The fruits of physalis clear from the cup, rinse in warm water.The skin of each berry from a kilogram taken is punctured with a toothpick or fork. Then physalis should be packed tightly in a sterilized glass jar, at the bottom of which there should already be 2-3 peas allspice, a little dry cloves and a couple of bay leaves.

For brine in a liter of water dissolve 2 tbsp. sugar, 1.5 tbsp. salt, and also add diced small carrots. Fill to a boil on the stove, then pour into a jar of Physalis and add 3 tbsp. vinegar. Cover the jar with a metal lid for 15 minutes, after which you can roll.

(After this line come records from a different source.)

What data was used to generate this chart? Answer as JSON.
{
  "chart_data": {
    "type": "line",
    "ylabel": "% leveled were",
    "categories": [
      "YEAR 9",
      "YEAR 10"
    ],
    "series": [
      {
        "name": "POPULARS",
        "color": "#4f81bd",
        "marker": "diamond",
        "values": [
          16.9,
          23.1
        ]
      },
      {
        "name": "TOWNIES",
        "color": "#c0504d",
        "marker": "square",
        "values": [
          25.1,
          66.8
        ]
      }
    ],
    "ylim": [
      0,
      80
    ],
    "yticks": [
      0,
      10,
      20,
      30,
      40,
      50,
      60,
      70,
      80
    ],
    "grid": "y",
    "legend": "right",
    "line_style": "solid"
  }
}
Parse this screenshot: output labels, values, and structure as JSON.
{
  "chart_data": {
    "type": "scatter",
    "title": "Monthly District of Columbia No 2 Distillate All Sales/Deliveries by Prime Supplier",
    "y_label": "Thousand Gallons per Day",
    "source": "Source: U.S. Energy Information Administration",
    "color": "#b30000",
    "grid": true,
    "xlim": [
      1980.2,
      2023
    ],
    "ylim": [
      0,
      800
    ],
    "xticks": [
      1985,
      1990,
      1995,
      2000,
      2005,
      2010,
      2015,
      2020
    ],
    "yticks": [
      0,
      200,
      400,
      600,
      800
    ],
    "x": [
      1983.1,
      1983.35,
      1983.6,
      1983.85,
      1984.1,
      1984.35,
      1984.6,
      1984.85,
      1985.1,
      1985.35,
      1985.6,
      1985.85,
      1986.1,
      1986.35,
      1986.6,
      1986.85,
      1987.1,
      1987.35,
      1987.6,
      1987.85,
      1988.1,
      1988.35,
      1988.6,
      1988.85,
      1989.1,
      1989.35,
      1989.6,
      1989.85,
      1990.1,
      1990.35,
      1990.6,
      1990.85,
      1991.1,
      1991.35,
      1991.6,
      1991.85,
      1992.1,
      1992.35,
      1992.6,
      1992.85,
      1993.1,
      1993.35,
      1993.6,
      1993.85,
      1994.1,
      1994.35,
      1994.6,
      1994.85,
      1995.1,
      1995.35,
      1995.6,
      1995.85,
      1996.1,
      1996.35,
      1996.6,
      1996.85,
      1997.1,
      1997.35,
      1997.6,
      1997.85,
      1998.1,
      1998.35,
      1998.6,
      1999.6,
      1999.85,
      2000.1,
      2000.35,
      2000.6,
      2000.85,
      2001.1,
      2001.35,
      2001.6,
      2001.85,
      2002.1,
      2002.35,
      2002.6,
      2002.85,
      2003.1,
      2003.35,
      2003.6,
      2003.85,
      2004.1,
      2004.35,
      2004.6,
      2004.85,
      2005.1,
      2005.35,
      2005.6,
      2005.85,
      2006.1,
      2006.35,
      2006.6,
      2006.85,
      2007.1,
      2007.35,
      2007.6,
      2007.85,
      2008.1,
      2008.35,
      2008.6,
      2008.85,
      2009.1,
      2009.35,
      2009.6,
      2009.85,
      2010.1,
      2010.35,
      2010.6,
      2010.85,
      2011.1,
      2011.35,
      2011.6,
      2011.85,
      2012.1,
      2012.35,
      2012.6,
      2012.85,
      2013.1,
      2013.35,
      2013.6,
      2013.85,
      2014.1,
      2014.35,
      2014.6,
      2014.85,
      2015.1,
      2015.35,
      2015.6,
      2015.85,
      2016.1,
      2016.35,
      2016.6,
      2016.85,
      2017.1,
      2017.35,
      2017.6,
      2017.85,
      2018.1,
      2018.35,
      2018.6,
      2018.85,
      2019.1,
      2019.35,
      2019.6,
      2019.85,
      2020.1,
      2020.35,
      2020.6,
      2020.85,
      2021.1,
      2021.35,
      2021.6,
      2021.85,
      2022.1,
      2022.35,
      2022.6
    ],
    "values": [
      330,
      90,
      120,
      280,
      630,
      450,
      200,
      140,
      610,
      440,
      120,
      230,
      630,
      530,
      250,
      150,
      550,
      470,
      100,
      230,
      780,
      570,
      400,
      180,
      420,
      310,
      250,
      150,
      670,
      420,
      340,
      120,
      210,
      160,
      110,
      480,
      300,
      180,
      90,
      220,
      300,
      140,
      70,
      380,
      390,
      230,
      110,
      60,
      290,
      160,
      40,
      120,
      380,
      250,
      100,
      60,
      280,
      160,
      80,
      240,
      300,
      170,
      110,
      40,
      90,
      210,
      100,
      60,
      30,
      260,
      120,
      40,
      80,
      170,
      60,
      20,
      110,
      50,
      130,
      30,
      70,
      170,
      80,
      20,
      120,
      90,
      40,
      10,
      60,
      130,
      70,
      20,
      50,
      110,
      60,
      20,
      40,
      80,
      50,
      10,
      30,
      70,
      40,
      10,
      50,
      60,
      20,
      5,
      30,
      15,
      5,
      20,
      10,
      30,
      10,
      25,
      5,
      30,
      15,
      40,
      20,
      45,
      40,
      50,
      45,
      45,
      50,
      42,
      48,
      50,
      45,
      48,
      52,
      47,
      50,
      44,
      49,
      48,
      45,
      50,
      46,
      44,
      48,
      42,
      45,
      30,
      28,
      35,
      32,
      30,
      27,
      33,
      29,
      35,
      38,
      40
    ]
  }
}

Vegetable caviar with physalis

Take 1 kg of Physalis berries, rinse, cut into small pieces. Vegetables (1 small onion, 200 g zucchini, tomato and carrot) fry in sunflower oil until soft. Add 1.5 tsp. salt, 2 tbsp. Sahara. Mix vegetables with physalis, roll up in jars or serve immediately as a cold or warm side dish to fish, meat.

Plum jam with physalis

To 1.5 kg of sugar, add 1 cup of water, boil the syrup. When it boils, add 1 kg of plums (without stones) and 300 g of physalis sliced ​​fruits. Boil for 10 minutes, let cool, then boil for a quarter of an hour.Jam pour over the banks and roll up under the covers.

Medicinal properties of Physalis:

  • eating 5-7 ripe Physalis berries daily will normalize blood pressure;
  • for quinsy, stomatitis and laryngitis three times a day, take 1 tbsp. juice from fresh fruits of Physalis;
  • it will relieve a decoction of fruits from a toothache (finely chopped 5-7 berries are taken for 1 cup of water, boiled for 10 minutes; strain the broth, and then rinse the mouth with it).

The cigarette lanterns of Physalis can be used to decorate a house. In autumn, when the cup around the fruit gets orange or purple, shoots must be cut off, remove all the leaves from them and dry them, protecting them from the sun, in a well-ventilated room. Sometimes the stem with “flashlights” is placed in a vase immediately after drying, but dried flowers are very fragile, so you need to remove the “flashlights” with the legs, and then fix them on a twig, plastic or metal rod with glue.